There is a high degree of commonality between the papers, although the structure and tone is quite different. While ESMA issued nine distinct principles, EIOPA’s principles are set out under broad headings. The tone is also softer, with EIOPA only referring to “foster(ing) convergence and consistency of authorisation processes”, which allows more scope for discussion and agreement with supervisors.
Both ESAs require supervisors to undertake a sound authorisation process, with no automatic authorisations granted and each case reviewed on its own merits. Both require strong scrutiny of the governance structure, including outsourcing arrangements.
Firms should note EIOPA’s requirement to explain any formal or informal approaches to other Member States and why these were rejected.
Solvency II approvals
EIOPA makes it clear that any PRA-granted approvals cannot be used by the new European insurer and must be subject to a formal approval process. For internal model applications, some account can be taken of existing knowledge of the model, provided this takes account of changes in risk profile, risk management system or the model’s use. New internal model (or model change) applications could be required in some group situations.
We expect the PRA will adopt a similar approach in respect of new UK insurance subsidiaries created by European groups that wish to retain access to the UK market.

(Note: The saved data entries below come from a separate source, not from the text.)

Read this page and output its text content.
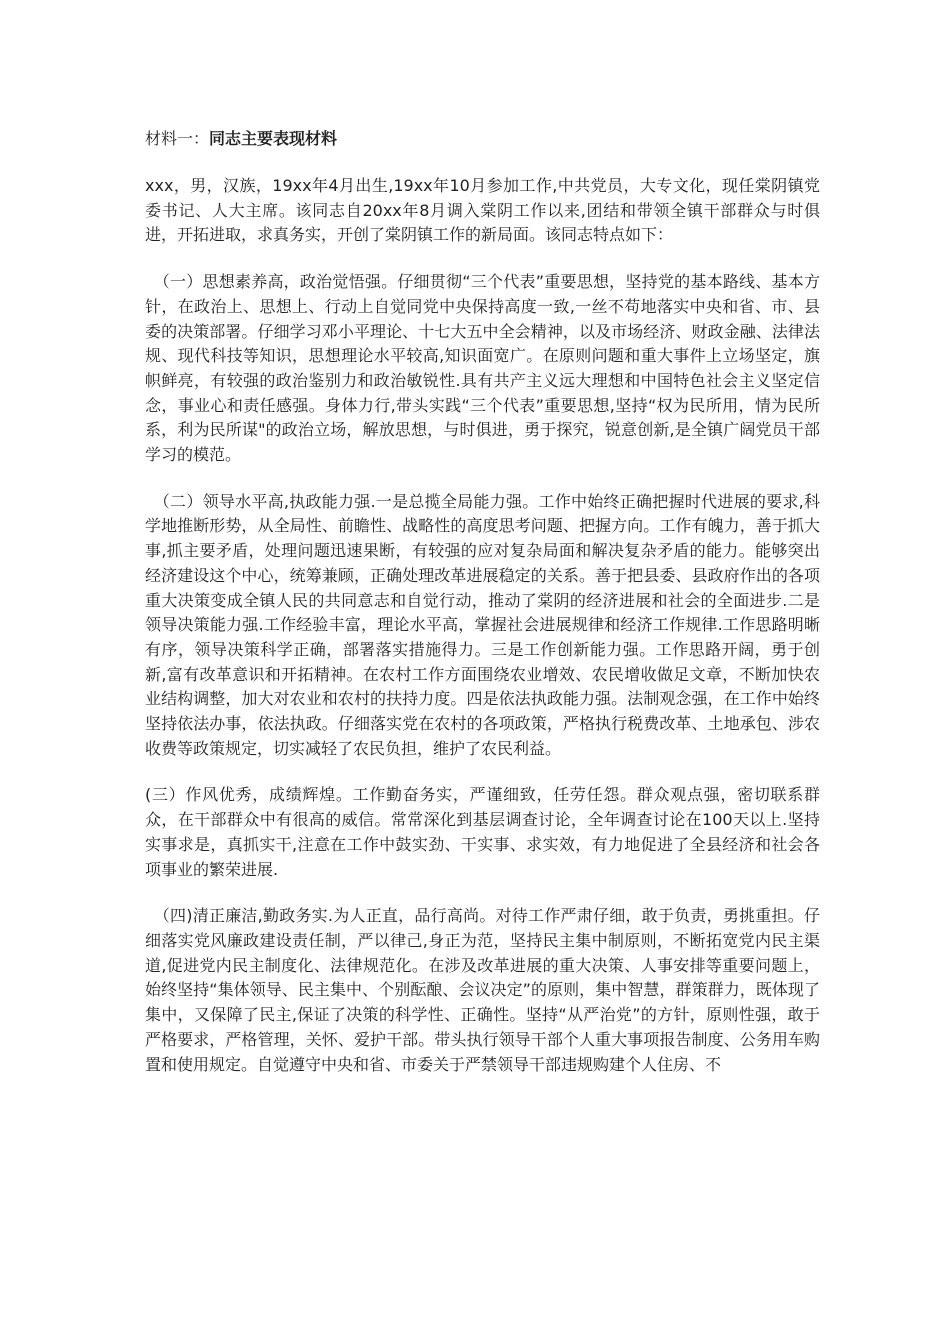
材料一：同志主要表现材料

xxx，男，汉族，19xx年4月出生,19xx年10月参加工作,中共党员，大专文化，现任棠阴镇党委书记、人大主席。该同志自20xx年8月调入棠阴工作以来,团结和带领全镇干部群众与时俱进，开拓进取，求真务实，开创了棠阴镇工作的新局面。该同志特点如下：

（一）思想素养高，政治觉悟强。仔细贯彻“三个代表”重要思想，坚持党的基本路线、基本方针，在政治上、思想上、行动上自觉同党中央保持高度一致,一丝不苟地落实中央和省、市、县委的决策部署。仔细学习邓小平理论、十七大五中全会精神，以及市场经济、财政金融、法律法规、现代科技等知识，思想理论水平较高,知识面宽广。在原则问题和重大事件上立场坚定，旗帜鲜亮，有较强的政治鉴别力和政治敏锐性.具有共产主义远大理想和中国特色社会主义坚定信念，事业心和责任感强。身体力行,带头实践“三个代表”重要思想,坚持“权为民所用，情为民所系，利为民所谋"的政治立场，解放思想，与时俱进，勇于探究，锐意创新,是全镇广阔党员干部学习的模范。

（二）领导水平高,执政能力强.一是总揽全局能力强。工作中始终正确把握时代进展的要求,科学地推断形势，从全局性、前瞻性、战略性的高度思考问题、把握方向。工作有魄力，善于抓大事,抓主要矛盾，处理问题迅速果断，有较强的应对复杂局面和解决复杂矛盾的能力。能够突出经济建设这个中心，统筹兼顾，正确处理改革进展稳定的关系。善于把县委、县政府作出的各项重大决策变成全镇人民的共同意志和自觉行动，推动了棠阴的经济进展和社会的全面进步.二是领导决策能力强.工作经验丰富，理论水平高，掌握社会进展规律和经济工作规律.工作思路明晰有序，领导决策科学正确，部署落实措施得力。三是工作创新能力强。工作思路开阔，勇于创新,富有改革意识和开拓精神。在农村工作方面围绕农业增效、农民增收做足文章，不断加快农业结构调整，加大对农业和农村的扶持力度。四是依法执政能力强。法制观念强，在工作中始终坚持依法办事，依法执政。仔细落实党在农村的各项政策，严格执行税费改革、土地承包、涉农收费等政策规定，切实减轻了农民负担，维护了农民利益。

(三）作风优秀，成绩辉煌。工作勤奋务实，严谨细致，任劳任怨。群众观点强，密切联系群众，在干部群众中有很高的威信。常常深化到基层调查讨论，全年调查讨论在100天以上.坚持实事求是，真抓实干,注意在工作中鼓实劲、干实事、求实效，有力地促进了全县经济和社会各项事业的繁荣进展.

（四)清正廉洁,勤政务实.为人正直，品行高尚。对待工作严肃仔细，敢于负责，勇挑重担。仔细落实党风廉政建设责任制，严以律己,身正为范，坚持民主集中制原则，不断拓宽党内民主渠道,促进党内民主制度化、法律规范化。在涉及改革进展的重大决策、人事安排等重要问题上，始终坚持“集体领导、民主集中、个别酝酿、会议决定”的原则，集中智慧，群策群力，既体现了集中，又保障了民主,保证了决策的科学性、正确性。坚持“从严治党”的方针，原则性强，敢于严格要求，严格管理，关怀、爱护干部。带头执行领导干部个人重大事项报告制度、公务用车购置和使用规定。自觉遵守中央和省、市委关于严禁领导干部违规购建个人住房、不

Governance and risk management
EIOPA expands on ESMA’s no letter-box entities principle to also consider the impact of reinsurance arrangements. EIOPA requires an assessment of whether the EEA insurer will have “an appropriate level of corporate substance, proportionate to the nature, scale and complexity of the planned business”.
Supervisors should assess whether the proposed governance arrangements will ensure “effective decision-taking and risk management” locally, with an “appropriate” Board and key functions presence and sufficient local staff.
This should enable constructive dialogue between the applicant firm and the proposed regulatory authority to enable a model appropriate to the firm’s business plan.
EIOPA clearly wants to avoid pure fronting arrangements, with reinsurance aligned with the insurer’s risk appetite. Importantly for some, EIOPA proposes a minimum retention level should be required, suggesting 10% as a threshold - although this is not mandated, leaving flexibility for discussion.
High risk transfer should necessitate an assessment of the impact on prudent person principles, SCR, availability of collateral and the impact of adverse conditions on counterparty exposure.
EIOPA’s language appears more flexible than ESMA’s, linking with existing outsourcing Guidelines. However, many of the general principles are consistent - for example the need to ensure appropriate oversight of the outsourced functions and access to data and premises.
EIOPA does not ban the outsourcing of any functions outside the EU, merely reminding the supervisor to pay particular attention to any intended outsourcing of critical or important activities. Consideration must be given both to the complexity of the business model and size of the insurer.
While the Board remains fully responsible, there must be a nominated individual responsible for outsourced key functions. Outsourcing must not materially impair the system of governance or the supervisors’ ability to monitor compliance and should not unduly increase operational risk.
Supervisory access to both information and the service provider’s premises needs to be assured.
EIOPA refers to the need to ensure continuous compliance, full access to outsourced providers, no impediments to supervisors’ ability to enforce requirements and the importance of supervisory cooperation being discussed early in the authorisation process.
Relevance to insurers (UK and EEA)
While the Opinion is primarily directed at European regulators, these general principles will likely also be applied in the UK for applications from European (re)insurers.
Firms will need to factor in sufficient time for both the authorisation process and any required Solvency II approvals, taking account of the risk that the standard formula may apply at least initially. Key considerations will be significant outsourcing (or reinsurance) proposals and the level of substance required locally. Much will be subject to agreement with the local regulator and final agreements are likely to be bespoke.